I nodded sadly. "Vampires have no need for reproductive organs. Like me, you would lose your ability to have an orgasm. And like me, you would hunger for the sweet taste of human pleasure. You would seek human men, perhaps human women, in order to taste their orgasm the way I taste yours."

She appeared to pout silently; I had hoped she would not be one to pout. That has always seemed mere manipulation performed by those of an inferior level of maturity.

"What is wrong, Nicole?"

Her eyes glistened slightly, but she did not cry. "I'm sorry, Al. Vodka makes me get kinda mushy, kinda silly sometimes. It's just - I'm scared to die."

I sat up and hugged her tightly. "There is nothing at all wrong with being frightened of dying. To fear death is simply to be human. All I can say is that it is normal to fear the unknown, and that is exactly what death is, the unknowable unknown. I myself died, but remain bound to this Earth by that which courses through my veins. As to what awaits all of us, I do not know, though I can say it is not anything of which to be frightened."

She somehow did not seem to fully comprehend my words.

"But if I was a vampire, I wouldn't have to be scared anymore."

"Vampires constantly face destruction. We have to walk around in fear all the time, fearing the suspicion and hatred from the humans who inadvertently allow us to maintain our existence. Do you know what immortality really means? It means an eternity of watching others die, being doomed to an eternity of loneliness with mere interludes of friendship. Vampires so often shy from intimacy with humans because the mere wink of an eye for us is a lifetime for a mortal."

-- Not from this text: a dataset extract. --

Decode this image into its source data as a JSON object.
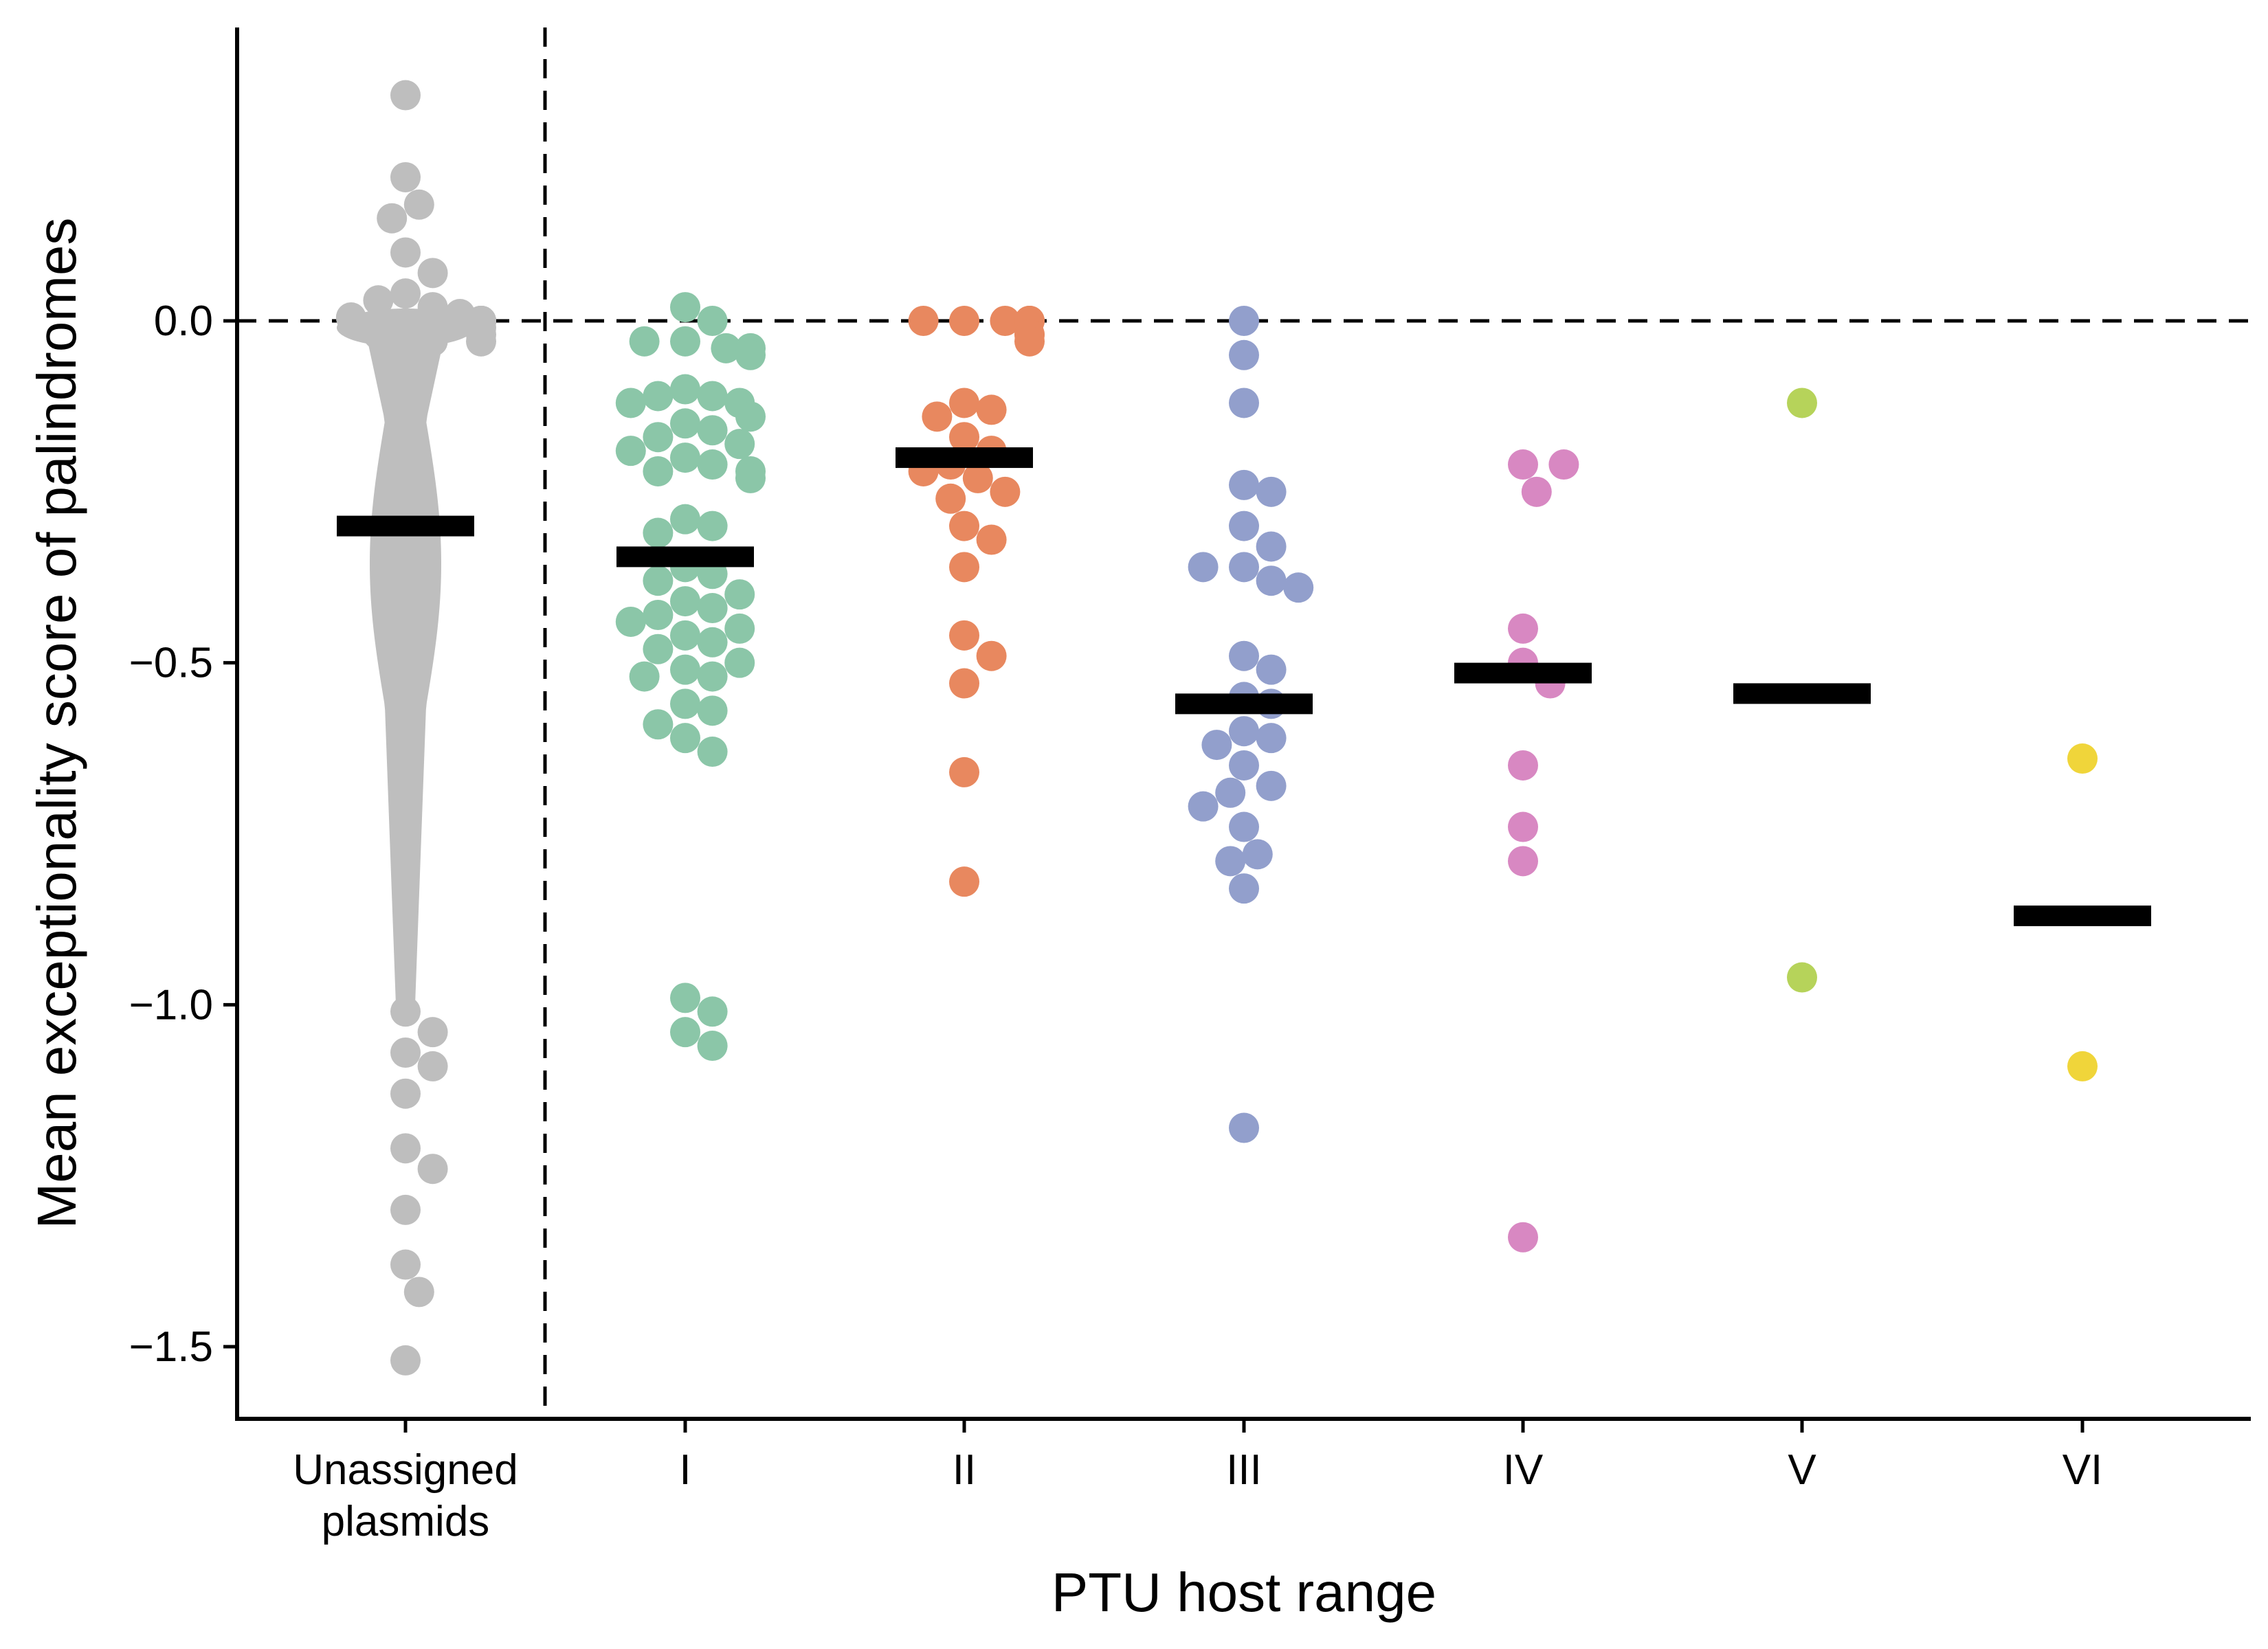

Nicole stared ahead pensively before collapsing onto the bed. "I'm sorry, Al. I'm just being silly."

I kissed her on the forehead. "It is perfectly okay for you to be silly every once in awhile. I will love you anyway."

She smiled and yawned. "God, I'm suddenly tired. Is it okay if we don't make love tonight?"

"Of course, my sweet."

She stripped off her clothing and crawled underneath the covers. And she spoke not another word before lapsing into slumber.

I reached for her, but Nicole eased herself to the far side of the bed, a chasm separating us, cold as a grave.